The grants are funded by the federal American Rescue Plan Act, and the Entertainment Business Interruption Fund will provide awards of either $10,000 or $25,000 to COVID-impacted small and micro businesses that support the entertainment industry in LA County, officials said.

Grant applicants must be a for-profit business with $3 million or less in annual gross revenue, according to the county. At least 70% of the business’ revenue must come from the entertainment industry, and the company must have experienced economic hardships from the pandemic from March 2020 to the present.

The deadline to apply is May 24 at 5 p.m. Applications are available online.
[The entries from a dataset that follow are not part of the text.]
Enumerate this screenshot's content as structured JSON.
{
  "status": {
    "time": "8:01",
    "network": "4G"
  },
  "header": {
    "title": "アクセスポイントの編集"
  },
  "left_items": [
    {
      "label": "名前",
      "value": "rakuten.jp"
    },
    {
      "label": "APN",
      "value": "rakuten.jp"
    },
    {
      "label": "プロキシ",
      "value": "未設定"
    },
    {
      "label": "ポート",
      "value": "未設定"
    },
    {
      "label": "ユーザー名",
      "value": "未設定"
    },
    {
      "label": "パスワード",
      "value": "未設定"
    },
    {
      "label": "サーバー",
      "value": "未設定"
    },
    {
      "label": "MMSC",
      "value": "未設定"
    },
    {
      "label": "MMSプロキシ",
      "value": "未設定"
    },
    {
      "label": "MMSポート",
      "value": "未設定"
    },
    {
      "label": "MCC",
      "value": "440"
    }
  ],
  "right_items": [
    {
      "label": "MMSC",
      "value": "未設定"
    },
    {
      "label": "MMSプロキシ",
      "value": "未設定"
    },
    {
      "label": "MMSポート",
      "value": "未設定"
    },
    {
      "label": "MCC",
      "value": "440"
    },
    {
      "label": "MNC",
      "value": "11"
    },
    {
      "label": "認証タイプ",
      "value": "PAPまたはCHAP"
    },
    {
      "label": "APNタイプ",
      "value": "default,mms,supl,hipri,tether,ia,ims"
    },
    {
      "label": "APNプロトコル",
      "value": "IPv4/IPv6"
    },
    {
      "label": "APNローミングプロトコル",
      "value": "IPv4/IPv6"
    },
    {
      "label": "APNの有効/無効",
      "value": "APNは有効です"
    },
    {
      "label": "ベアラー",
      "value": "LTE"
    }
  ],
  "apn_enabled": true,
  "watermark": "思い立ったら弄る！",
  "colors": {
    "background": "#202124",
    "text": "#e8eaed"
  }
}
Barger said “through the … Business Interruption Fund, we’re able to provide a critical lifeline to the variety of small businesses that took a hard hit from both the pandemic and the recent historic double Hollywood strikes. The mom and pop businesses behind our most cherished films in the entertainment industry reside in the County of Los Angeles and are a strong  engine of our local economy.”

The County Film Office has partnered with Lendistry to administer the grants and Small Business Development Centers (SBDC) to provide help completing applications.

“While the strikes have ended and fair deals were negotiated, we know that there are continuing impacts on small businesses supporting the entertainment industry even now as production has started to resume in LA County,” Kelly LoBianco, director of the Economic Opportunity Department, said in a statement. “We need to support and ensure the future resiliency of our trademark sector as they recover and get back on their feet.”

LoBianco said this latest round of funding expands the department’s $50 million Economic Opportunity Grant program, adding to the nearly 4,800 small businesses and nonprofits the DEO and Lendistry have assisted.

“The Business Interruption Fund builds on the more than $50 billion already awarded to small businesses and nonprofits in 2023 through the Economic Opportunity Grant Program and DEO’s growing portfolio of capital access opportunities,” according to a county statement. “Through BIF, DEO will award approximately 230+ grants in two levels based on revenue size and businesses that fall within the highest, high, and moderate tiers of the County’s COVID-19 Vulnerability and Recovery Index with 1/3 of total grant funds randomly awarded to businesses that fall within each tier. Awardees will be chosen via random selection.”

Businesses with revenue of $1 million to $3 million receive $25,000 grants, and $10,000 awards go to companies with under $1 million in revenue, officials said.

“Small businesses are the life blood for the Entertainment Industry and keep productions moving,” Gary Smith, head of the LA County Film Office, said in a statement.

“Without these small businesses, Hollywood cannot exist,” Smith added. 

Officials estimate the two Hollywood strikes cost the California economy between $3 billion and $4 billion, and that LA County was impacted most severely because it has the world’s highest concentration of production facilities, studios, unions, guilds and associations. This large-scale loss of wealth mirrors the economic impact from the coronavirus pandemic from which many of the over 40,000 small businesses are still trying to recover.  

“We understand the unique challenges faced by small businesses whose livelihoods rely on a bustling entertainment industry,” Lendistry President and CEO Tunua Thrash-Ntuk said in a statement. “This program is an opportunity to help these businesses to bounce back stronger and continue contributing to the community.” 

Pat Nye, executive director of the LA SBDC Network, said in a statement, “We applaud the LA County Film Office for supporting our local small businesses that are essential to America’s entertainment industry. We’re proud to be a partner in this one-of-kind resource.” 

Officials made the grant announcement Thursday at History for Hire, a family-owned, small-business prop house in North Hollywood that has been in operation since 1985. Over 35 small businesses applied for BIF assistance at the unveiling event and received technical or application support, officials said.